La cinétique d’apparition et de résolution des tous les EILI liés aux anti PD1 suit une courbe en U inversée toujours selon un travail présenté à l’ASCO 2015 par Weber et coll. sur les patients atteints de mélanome avancé et traités par anti PD1 à l’occasion d’essais cliniques.

- Pendant les 5 premières semaines, aucun cas de pathologie cutanée n’était signalé. Puis rapidement l’incidence augmentait : 10 % à la dixième semaine, 20% à la 12ème semaine, 30% à la 14ème semaine. Le pic était atteint à la 15ème semaine avec près de 34 % des patients concernés. La courbe d’incidence décroissait par la suite pour revenait à moins de 5% la 20ème semaine.

- Pour les effets indésirables gastro-intestinaux, la courbe était plus ramassée puisqu’elle commençait la 8ème semaine pour se terminer la 10ème semaine avec un pic à 14% des patients atteints la 9ème semaine.

- Les effets endocriniens débutent à la 10ème semaine, pour atteindre un pic la 23 ème semaine et décroitre jusqu’à la 39 ème semaine.

- Les effets hépatiques surviennent exclusivement entre la 8ème et la 11ème semaine.

- Les effets pulmonaires entre la 9ème et la 15ème semaine.

- Les effets rénaux entre la 15ème et la 20ème semaine.

Quel bilan à chaque cycle de traitement ?

Au moment de la mise en place d’une immunothérapie, le bilan doit comprendre une NFS avec dosage des plaquettes, un ionogramme avec dosage de la créatinine, un bilan hépatique avec mesure des transaminases et de la bilirubine, un bilan thyroïdien, et une imagerie thoracique de référence.

A chaque cycle, le bilan doit inclure une mesure de la NFS avec dosage des plaquettes, un ionogramme avec dosage de la créatinine, un bilan hépatique avec dosage des transaminases et de la bilirubine. La fonction thyroïdienne doit être vérifiée toutes les 2 à 3 cures.

L’examen clinique systématique sera orienté vers la recherche d’effets indésirables cutanés, pulmonaires ou endocriniens.

L’oncologue prescripteur doit ainsi savoir s’entourer

Les oncologues prescripteurs doivent être sensibilisés au risque d’EILI avec la prescription de check point inhibiteurs. La prise en charge repose avant tout sur la mise en place d’une équipe pluridisciplinaire qui sera à même de donner un avis spécialisé sur chacun des EILI détecté.

L’oncologue prescripteur doit ainsi savoir s’entourer d’un dermatologue, d’un endocrinologue, d’un pneumologue, d’un neurologue et d’un gastro-entérologues experts en pathologies liées à l’immunité.

Comment gérer les EILI ?

L’examen clinique et l’analyse biologique permet de détecter les effets indésirables liés à l’immunothérapie et de les différentier à la fois de la progression tumorale et des évènements fortuits non directement liés au traitement.

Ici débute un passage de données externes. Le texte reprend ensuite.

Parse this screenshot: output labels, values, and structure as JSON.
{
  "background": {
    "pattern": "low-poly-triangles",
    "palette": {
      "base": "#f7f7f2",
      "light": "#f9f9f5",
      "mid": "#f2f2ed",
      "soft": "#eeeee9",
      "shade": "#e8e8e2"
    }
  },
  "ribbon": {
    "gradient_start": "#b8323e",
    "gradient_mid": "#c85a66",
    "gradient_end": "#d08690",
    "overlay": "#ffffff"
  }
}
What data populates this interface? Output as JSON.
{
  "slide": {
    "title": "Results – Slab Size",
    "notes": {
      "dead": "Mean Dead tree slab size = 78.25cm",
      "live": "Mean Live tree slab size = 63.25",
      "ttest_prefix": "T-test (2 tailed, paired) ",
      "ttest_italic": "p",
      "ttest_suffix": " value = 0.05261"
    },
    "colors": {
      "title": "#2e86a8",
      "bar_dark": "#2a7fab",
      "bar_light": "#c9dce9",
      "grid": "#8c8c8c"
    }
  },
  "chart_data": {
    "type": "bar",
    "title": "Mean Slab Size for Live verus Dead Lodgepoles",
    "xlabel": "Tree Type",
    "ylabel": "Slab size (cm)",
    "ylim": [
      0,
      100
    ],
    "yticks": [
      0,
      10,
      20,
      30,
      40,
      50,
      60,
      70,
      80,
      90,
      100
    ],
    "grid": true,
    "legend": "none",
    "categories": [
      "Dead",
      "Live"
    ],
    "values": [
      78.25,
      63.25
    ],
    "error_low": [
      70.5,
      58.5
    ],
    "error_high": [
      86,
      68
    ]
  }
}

Avant tout, le traitement est fondé sur les recommandations disponibles. Il en existe pour gérer les effets indésirables. Ainsi, par exemple, les désordres endocriniens, gastro intestinaux, ou hépatiques….

Généralement, il s’agit d’un traitement symptomatique, associé à des corticoïdes ou des immunosuppresseurs, ces deux classes médicamenteuses étant utilisées avec une posologie décroissante progressive.

Les immunosuppresseurs permettent la résolution de 50 % des EILI de grade 3 et 4 cutanés et de 100 % des EILI de grade 3 et 4 gastro-intestinaux, endocrines, hépatiques et rénaux.

L’immunothérapie doit être suspendue pour les cas les moins graves voire arrêtée définitivement en cas de complications sérieuses. Si le traitement est repris, une vigilance particulière est recommandée en raison du risque de rechute ou de nouvel effet indésirable.

Généralement, l’immunothérapie est re-prescrite lorsque le grade des effets indésirables est repassé à 0 ou 1.

En revanche, il est nécessaire de suspendre définitivement le traitement en cas de EILI mettant en jeu le pronostic vital, d’impossibilité de réduire la corticothérapie, de l’existence d’effets de grade 2 ou 3 persistants ou en raison d’une toxicité sévère ou de grade 3 qui récidive.

Certains proposent de diminuer les doses ou d’espacer les cures, mais il n’existe aucune preuve de l’intérêt de cette approche.

 

REFERENCE :

  1. Session Tirer parti de l'immunité pour traiter le cancer : "Yes we can". S. Champiat (Gustave Roussy, Villejuif) Gestion des effets secondaires des immunothérapies en pratique clinique. SFC2015.